Bitcoin continues to trade below its recent all-time high due to selling pressure and macroeconomic developments keeping the asset in a consolidating state.
At the time of writing, the price of BTC is $104,835, down 2.1% over the past week and approximately 6.3% from the peak of $111,814 recorded last month. Despite the broader trend, on-chain data suggests emerging patterns that could signal what might happen next in the market.
Following the decision to maintain interest rates by the Federal Reserve in the latest policy meeting, analysts noted a divergence trend regarding Bitcoin's price and activity in the derivatives market.
Liquidity Clusters and Derivative De-Leveraging Shape Price Structure
According to Amr Taha, a contributor on CryptoQuant's QuickTake platform, BTC has fluctuated above the $104,000 support level, where strong demand appears to be absorbing selling pressure.
However, Taha points out that open interest on Binance has declined, forming a lower bottom, a sign that the derivatives market is undergoing a gradual de-leveraging process.

Taha's analysis highlights technical divergence: while prices remain relatively stable around $104,000, open interest has decreased. This divergence indicates that traders are reducing leveraged positions, possibly due to market instability or in response to the Fed's cautious stance.
Notably, the $104,000 region has emerged as an important liquidity pocket, with data showing that long positions are being liquidated en masse in this area. The dominance of long liquidations, with a few short liquidations, reflects the flight of recent newcomers trying to capitalize on the previous price surge.

The analyst argues that this de-leveraging phase could pave the way for a price recovery if macro conditions remain favorable. Historically, Bitcoin has reacted positively to pauses in interest rates, often continuing to rise when signs of seller exhaustion appear.
The stabilization of open interest, combined with the reduction in liquidations, could serve as a foundation for a new price rally in the near future.
Bitcoin Whale Activity on Binance and Changes in Market Behavior
In a separate analysis, another analyst at CryptoQuant, Oinonen, emphasized the increasing activity of whales on Binance. Since 2023, the whale ratio index on the exchange has surged significantly, from 0.08 in mid-2023 to 0.77 in 2025.

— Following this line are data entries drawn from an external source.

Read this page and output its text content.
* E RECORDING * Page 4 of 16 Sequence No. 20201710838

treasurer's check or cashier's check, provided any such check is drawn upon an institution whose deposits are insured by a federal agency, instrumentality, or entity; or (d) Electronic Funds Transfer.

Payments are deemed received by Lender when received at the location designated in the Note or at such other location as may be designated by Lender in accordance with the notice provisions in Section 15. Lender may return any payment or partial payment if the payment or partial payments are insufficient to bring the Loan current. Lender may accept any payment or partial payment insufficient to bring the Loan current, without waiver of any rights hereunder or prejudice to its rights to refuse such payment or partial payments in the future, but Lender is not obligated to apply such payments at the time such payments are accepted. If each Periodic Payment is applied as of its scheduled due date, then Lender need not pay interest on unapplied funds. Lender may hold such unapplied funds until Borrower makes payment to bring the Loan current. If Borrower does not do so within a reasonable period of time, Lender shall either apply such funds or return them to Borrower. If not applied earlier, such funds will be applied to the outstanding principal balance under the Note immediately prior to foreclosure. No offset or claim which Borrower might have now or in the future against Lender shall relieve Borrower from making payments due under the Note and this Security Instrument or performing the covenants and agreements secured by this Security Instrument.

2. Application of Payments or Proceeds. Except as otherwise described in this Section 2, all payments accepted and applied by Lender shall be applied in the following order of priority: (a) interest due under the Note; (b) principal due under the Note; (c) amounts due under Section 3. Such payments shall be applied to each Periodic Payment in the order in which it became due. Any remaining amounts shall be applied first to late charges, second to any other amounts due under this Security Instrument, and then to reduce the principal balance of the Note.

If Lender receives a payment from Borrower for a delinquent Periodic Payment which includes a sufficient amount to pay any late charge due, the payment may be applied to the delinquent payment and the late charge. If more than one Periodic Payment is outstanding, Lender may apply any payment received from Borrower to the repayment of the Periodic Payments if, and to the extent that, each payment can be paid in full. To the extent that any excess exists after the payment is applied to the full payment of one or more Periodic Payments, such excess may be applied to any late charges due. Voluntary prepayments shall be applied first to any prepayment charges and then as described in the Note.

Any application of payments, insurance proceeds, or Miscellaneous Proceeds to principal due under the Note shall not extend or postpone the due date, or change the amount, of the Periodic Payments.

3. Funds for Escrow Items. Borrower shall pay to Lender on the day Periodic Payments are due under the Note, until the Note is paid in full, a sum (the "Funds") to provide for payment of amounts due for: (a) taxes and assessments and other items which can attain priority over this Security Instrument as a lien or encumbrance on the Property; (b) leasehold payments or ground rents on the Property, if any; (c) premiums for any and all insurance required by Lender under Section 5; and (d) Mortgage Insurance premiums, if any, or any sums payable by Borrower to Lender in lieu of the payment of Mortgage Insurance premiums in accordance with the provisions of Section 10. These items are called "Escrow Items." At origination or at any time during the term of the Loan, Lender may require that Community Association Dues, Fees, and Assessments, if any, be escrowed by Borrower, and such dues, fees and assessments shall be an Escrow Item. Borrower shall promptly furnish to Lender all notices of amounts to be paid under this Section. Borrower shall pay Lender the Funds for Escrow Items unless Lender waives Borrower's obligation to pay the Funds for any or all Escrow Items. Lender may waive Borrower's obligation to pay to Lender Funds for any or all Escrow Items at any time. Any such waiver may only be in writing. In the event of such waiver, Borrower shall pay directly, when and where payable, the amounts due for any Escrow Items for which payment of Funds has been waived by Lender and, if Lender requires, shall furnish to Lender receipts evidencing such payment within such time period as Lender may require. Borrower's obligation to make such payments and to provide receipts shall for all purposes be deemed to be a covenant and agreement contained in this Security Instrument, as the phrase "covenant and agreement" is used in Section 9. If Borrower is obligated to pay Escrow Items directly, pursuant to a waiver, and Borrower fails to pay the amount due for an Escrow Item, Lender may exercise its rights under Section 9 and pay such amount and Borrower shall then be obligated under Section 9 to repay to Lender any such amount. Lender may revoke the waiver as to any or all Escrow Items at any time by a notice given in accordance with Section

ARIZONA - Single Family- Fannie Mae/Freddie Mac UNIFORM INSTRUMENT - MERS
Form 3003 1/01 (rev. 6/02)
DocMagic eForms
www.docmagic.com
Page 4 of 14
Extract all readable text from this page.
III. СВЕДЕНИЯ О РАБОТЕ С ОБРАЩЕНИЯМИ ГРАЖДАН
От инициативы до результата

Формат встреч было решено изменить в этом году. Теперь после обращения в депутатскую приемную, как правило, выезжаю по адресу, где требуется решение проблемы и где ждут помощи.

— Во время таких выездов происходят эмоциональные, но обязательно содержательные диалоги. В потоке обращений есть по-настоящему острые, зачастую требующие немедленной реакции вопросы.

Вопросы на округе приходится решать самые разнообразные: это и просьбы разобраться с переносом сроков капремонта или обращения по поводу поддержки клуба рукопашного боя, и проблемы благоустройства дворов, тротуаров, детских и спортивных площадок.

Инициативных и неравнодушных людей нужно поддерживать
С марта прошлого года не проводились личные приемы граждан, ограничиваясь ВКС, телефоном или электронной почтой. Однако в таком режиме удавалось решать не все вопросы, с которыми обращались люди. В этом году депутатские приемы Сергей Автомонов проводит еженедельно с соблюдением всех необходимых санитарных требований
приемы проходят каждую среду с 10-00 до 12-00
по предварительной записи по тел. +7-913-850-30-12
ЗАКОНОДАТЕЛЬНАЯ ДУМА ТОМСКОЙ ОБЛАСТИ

This change marks a 400% increase and indicates significant accumulation behavior among large holders. Whale cash flow and retention on Binance often coincide with long-term confidence during volatile market phases.
Moreover, data shows that during recent high-volatility spikes, Binance users tend to hold rather than exit positions. The inflow of funds to the platform remains low, especially from both whales and retail participants, indicating that market participants are refraining from panic selling and instead anticipating future price increases.